CVE-2025-3891 is a high-severity vulnerability affecting the mod_auth_openidc module version 2.0.0 used with Apache httpd, specifically on Red Hat Enterprise Linux 8. The flaw arises when the OIDCPreservePost directive is enabled. An unauthenticated remote attacker can exploit this vulnerability by sending an empty POST request to the server. This triggers an uncaught exception within the module, causing the Apache server process to crash consistently. The vulnerability directly impacts the availability of the affected web server, resulting in a denial of service (DoS). Since no authentication or user interaction is required, the attack surface is broad, and exploitation can be automated. The vulnerability does not affect confidentiality or integrity but solely targets availability. The CVSS 3.1 base score is 7.5 (high), reflecting the ease of remote exploitation without privileges and the significant impact on service availability. No known exploits are currently reported in the wild, but the simplicity of the attack vector suggests potential for future exploitation. The vulnerability is specific to mod_auth_openidc 2.0.0 with OIDCPreservePost enabled, a configuration used to preserve POST data during OpenID Connect authentication flows, commonly deployed in environments requiring federated identity management integrated with Apache httpd servers.

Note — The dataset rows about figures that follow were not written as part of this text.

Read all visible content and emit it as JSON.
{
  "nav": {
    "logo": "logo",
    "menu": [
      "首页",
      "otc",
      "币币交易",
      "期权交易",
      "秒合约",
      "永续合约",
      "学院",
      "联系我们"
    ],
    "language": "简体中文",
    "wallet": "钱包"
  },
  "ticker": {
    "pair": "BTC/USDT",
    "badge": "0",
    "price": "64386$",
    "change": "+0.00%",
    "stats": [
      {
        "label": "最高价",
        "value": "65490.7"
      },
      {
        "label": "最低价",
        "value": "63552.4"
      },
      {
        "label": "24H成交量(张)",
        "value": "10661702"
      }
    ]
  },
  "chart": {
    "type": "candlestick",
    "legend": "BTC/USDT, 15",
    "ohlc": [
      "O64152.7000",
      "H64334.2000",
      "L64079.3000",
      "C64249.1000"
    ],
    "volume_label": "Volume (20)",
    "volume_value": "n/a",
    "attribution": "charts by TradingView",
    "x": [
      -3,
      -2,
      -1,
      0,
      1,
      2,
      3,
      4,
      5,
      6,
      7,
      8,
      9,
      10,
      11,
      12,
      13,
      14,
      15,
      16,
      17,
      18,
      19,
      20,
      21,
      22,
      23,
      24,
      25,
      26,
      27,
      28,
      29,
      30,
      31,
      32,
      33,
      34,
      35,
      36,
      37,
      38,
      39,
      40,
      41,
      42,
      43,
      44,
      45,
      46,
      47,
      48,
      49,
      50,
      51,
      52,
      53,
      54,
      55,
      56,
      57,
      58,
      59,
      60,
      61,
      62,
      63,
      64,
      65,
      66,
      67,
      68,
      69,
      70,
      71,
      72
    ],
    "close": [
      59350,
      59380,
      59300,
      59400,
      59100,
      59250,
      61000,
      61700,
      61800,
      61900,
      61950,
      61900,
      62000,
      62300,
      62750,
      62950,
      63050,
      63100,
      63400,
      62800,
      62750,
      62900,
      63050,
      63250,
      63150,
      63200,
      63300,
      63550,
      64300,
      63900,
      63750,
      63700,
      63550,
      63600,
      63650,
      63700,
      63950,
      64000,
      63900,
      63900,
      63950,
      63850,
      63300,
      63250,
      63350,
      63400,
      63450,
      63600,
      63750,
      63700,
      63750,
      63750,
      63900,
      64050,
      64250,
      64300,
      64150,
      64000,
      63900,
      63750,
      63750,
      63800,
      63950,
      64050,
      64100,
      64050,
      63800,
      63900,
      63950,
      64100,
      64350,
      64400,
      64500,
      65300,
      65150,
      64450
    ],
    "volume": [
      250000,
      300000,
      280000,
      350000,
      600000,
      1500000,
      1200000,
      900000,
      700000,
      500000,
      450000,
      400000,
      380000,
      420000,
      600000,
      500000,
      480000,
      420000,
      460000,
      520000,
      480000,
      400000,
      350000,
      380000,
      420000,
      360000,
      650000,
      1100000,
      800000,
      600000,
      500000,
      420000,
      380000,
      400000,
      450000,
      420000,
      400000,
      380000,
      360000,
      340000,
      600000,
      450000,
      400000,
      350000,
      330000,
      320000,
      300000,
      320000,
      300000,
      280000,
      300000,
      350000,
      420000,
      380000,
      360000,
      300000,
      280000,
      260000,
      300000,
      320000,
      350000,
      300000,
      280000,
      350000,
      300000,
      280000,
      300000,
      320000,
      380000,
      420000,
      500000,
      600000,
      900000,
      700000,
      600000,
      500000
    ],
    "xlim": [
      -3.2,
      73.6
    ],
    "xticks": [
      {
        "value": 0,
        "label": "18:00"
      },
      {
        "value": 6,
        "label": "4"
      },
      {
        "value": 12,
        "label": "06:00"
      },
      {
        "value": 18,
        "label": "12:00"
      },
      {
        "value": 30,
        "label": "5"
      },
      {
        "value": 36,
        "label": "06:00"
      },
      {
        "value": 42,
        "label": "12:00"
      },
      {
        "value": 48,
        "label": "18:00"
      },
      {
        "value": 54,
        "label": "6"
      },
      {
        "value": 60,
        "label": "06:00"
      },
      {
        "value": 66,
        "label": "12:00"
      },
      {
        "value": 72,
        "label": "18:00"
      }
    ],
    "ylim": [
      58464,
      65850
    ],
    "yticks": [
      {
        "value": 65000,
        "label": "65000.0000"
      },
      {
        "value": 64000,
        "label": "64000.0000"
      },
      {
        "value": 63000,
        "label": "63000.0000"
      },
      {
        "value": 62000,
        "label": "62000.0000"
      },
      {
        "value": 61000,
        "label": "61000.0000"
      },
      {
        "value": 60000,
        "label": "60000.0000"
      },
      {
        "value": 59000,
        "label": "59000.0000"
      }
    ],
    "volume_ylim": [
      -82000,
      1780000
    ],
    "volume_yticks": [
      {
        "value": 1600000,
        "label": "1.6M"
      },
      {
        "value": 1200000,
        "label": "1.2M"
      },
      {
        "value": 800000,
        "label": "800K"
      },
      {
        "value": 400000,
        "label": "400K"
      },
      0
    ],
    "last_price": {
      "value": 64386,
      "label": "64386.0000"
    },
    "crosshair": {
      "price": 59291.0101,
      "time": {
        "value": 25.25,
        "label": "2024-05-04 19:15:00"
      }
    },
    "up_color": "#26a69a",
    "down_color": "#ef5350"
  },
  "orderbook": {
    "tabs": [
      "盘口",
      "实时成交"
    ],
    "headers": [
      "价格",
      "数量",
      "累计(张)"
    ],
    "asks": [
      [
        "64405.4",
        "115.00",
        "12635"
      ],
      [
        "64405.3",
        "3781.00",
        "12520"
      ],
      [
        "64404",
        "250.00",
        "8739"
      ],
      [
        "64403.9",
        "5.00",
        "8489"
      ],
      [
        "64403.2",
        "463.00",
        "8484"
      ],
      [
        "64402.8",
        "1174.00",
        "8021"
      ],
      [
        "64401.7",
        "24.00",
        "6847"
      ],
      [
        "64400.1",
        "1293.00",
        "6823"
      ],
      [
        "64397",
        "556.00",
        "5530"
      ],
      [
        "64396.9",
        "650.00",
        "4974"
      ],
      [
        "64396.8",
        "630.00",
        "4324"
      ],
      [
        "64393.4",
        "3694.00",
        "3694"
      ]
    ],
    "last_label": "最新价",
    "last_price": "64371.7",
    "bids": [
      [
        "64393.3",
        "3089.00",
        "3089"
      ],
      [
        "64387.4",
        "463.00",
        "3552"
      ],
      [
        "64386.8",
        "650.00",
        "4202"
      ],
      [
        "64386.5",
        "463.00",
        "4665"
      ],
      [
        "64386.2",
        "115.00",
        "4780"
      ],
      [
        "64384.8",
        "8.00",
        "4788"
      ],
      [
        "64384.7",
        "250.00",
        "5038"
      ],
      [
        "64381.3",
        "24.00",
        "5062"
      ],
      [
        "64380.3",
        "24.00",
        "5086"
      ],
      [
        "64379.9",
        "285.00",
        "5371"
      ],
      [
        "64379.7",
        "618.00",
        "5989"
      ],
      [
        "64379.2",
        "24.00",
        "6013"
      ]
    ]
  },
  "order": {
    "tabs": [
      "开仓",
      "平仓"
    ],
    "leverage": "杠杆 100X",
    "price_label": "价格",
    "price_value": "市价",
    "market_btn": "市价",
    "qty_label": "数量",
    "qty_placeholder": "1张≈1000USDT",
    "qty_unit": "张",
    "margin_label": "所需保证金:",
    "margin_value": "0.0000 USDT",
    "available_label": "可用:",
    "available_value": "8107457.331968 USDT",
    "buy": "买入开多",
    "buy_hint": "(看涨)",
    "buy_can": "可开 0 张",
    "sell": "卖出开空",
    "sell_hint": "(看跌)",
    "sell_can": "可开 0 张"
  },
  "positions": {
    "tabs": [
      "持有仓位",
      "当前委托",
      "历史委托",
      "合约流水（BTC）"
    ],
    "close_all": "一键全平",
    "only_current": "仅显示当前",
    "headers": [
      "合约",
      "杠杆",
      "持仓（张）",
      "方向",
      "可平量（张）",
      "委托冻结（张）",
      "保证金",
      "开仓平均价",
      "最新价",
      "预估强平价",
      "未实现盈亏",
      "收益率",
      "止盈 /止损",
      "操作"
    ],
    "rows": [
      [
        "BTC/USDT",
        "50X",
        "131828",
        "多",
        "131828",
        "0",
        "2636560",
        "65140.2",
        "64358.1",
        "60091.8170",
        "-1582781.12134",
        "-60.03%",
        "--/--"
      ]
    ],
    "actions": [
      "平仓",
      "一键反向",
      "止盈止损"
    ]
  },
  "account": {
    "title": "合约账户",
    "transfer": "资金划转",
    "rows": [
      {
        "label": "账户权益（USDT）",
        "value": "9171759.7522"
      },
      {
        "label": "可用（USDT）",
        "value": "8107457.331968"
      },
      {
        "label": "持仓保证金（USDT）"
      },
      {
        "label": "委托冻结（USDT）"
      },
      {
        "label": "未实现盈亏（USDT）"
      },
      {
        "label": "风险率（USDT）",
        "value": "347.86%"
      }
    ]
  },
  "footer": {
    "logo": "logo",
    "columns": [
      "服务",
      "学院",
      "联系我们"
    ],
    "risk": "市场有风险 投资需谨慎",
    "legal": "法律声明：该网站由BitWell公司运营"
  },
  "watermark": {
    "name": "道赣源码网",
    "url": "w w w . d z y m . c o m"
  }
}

For European organizations, this vulnerability poses a significant risk to the availability of web services relying on Apache httpd with mod_auth_openidc 2.0.0, especially those using Red Hat Enterprise Linux 8. Organizations in sectors such as government, finance, healthcare, and critical infrastructure that use OpenID Connect for authentication could experience service outages, disrupting business operations and potentially affecting end-user access to critical applications. The denial of service could also be leveraged as part of a larger attack campaign to cause operational disruption or as a diversion for other malicious activities. Given the unauthenticated nature of the exploit, attackers can launch attacks from anywhere, increasing the threat landscape. The impact is particularly relevant for organizations with strict uptime requirements and those that depend on Apache httpd for secure authentication workflows. Additionally, the lack of known patches at the time of disclosure increases the urgency for mitigation.

To mitigate this vulnerability, European organizations should first verify if they are running mod_auth_openidc version 2.0.0 with the OIDCPreservePost directive enabled. If so, immediate steps include: 1) Temporarily disabling the OIDCPreservePost directive if feasible, to prevent triggering the uncaught exception. 2) Applying any available patches or updates from Red Hat or the mod_auth_openidc maintainers as soon as they are released. 3) Implementing web application firewalls (WAFs) or intrusion prevention systems (IPS) to detect and block empty POST requests targeting the affected endpoints. 4) Monitoring Apache httpd logs for unusual empty POST requests and server crashes to identify potential exploitation attempts. 5) Considering rate limiting or IP reputation-based filtering to reduce the risk of automated attacks. 6) Planning for incident response readiness to quickly restore service availability in case of an attack. Organizations should also review their authentication flows to assess if alternative configurations or modules can be used to reduce dependency on the vulnerable directive until a patch is applied.